Through the AMS's web application, Airshed Group members can enter and manage their preseason burn lists, propose burns to the SMU Coordinator, and report on burn accomplishments.
Airshed Group members can access their burn activity through a variety of reports, including lists of preseason, proposed, approved, and completed burns information and data.
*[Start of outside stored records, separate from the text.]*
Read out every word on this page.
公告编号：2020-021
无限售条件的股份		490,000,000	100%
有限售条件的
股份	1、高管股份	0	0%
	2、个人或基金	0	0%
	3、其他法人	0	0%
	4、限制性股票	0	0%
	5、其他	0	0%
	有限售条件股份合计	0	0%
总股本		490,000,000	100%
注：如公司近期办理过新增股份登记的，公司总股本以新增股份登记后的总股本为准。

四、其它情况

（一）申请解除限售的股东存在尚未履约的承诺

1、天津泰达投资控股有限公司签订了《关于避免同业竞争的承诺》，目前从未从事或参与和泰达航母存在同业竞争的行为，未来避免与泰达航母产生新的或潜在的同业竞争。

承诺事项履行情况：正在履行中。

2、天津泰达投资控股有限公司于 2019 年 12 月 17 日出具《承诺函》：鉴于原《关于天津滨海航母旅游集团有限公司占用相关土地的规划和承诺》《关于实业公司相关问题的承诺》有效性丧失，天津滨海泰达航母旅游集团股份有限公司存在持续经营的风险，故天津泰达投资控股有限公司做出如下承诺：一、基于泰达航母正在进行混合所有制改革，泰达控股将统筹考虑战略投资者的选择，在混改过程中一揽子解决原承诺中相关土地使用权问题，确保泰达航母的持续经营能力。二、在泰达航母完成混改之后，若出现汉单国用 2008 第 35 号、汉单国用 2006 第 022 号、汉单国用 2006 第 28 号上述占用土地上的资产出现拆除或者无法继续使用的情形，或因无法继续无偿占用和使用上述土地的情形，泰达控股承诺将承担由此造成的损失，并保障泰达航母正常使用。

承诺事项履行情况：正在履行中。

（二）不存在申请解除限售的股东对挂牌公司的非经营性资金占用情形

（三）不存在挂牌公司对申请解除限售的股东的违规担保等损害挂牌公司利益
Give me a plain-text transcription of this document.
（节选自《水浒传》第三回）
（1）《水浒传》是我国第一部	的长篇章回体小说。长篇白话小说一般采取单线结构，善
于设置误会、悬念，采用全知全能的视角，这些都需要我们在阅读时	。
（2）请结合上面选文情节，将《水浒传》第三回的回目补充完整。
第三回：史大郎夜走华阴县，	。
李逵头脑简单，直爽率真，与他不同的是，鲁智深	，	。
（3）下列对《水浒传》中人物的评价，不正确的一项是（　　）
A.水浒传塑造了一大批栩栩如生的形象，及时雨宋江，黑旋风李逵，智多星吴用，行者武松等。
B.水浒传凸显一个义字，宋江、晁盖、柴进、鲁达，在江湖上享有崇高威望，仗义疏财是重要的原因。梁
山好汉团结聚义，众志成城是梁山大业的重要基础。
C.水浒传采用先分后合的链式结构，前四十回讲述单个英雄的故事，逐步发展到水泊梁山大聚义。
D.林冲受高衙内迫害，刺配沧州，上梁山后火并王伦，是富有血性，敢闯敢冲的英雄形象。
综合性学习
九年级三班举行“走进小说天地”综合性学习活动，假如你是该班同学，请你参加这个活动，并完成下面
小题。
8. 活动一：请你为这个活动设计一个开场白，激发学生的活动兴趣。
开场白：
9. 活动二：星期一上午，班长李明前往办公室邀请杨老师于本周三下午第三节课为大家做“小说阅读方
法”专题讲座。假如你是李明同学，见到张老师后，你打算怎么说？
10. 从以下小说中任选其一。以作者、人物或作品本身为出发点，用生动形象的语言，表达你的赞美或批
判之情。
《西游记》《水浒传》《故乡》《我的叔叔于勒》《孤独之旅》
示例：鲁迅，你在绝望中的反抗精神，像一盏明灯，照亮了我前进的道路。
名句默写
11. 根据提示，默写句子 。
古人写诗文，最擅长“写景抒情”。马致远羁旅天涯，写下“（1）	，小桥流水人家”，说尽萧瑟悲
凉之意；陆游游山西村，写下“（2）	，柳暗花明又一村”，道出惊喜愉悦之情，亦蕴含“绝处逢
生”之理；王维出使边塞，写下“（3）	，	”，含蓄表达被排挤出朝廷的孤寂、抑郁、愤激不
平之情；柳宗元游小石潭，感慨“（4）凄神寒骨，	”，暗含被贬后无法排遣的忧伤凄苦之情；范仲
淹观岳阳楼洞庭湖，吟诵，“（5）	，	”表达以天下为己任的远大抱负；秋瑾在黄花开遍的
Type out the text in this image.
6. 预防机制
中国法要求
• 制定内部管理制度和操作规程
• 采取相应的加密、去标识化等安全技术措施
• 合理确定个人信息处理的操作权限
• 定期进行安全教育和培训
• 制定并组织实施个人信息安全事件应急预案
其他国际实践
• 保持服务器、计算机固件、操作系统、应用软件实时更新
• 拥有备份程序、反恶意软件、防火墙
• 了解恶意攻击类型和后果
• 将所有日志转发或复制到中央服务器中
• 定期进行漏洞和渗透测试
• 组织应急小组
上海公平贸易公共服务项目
Reports can be generated in both html and Microsoft Excel formats.
AMS GIS Application
The SMU Coordinator utilizes a custom GIS toolbar within ESRI's ArcMap GIS application to map the locations of proposed burns together with spatial data layers that pertain to the management of smoke (e.g. weather, terrain, elevation, and impact zones).
AMS Web Mapping
The AMS web mapping application allows the public to view a map of proposed, approved, and completed prescribed burns throughout Montana and Idaho. This gives the burners, dispatch personnel, regulatory agencies, and the general public a resource to locate specific burn activity on a given day. The web mapping application can be viewed at: http://Firecenter.cfc.umt.edu/AirshedreportAGS/AirshedReportMapViewer.aspx

Project development
The Montana/Idaho Airshed Group seeks to prevent the accumulation of smoke to protect state and federal air quality standards, visibility goals, and to minimize public exposure to nuisance smoke. The management of smoke dispersion from prescribed fires is important in sustaining air quality. The Airshed Group consists of three units: Montana, North Idaho, and South Idaho, and the Monitoring Unit in Missoula, Mont., coordinates prescribed burning activities of the three Airshed Units and issues burn recommendations based on meteorological forecasts, air quality conditions, and proposed burn activity. The burn recommendations can be issued on a statewide, airshed, impact zone, elevation, and individual burn basis.
Due to the number of agencies and organizations doing and reporting on prescribed burns, the Airshed Group realized the need for a computerized information system to maintain the flow of prescribed burns in Montana and Idaho.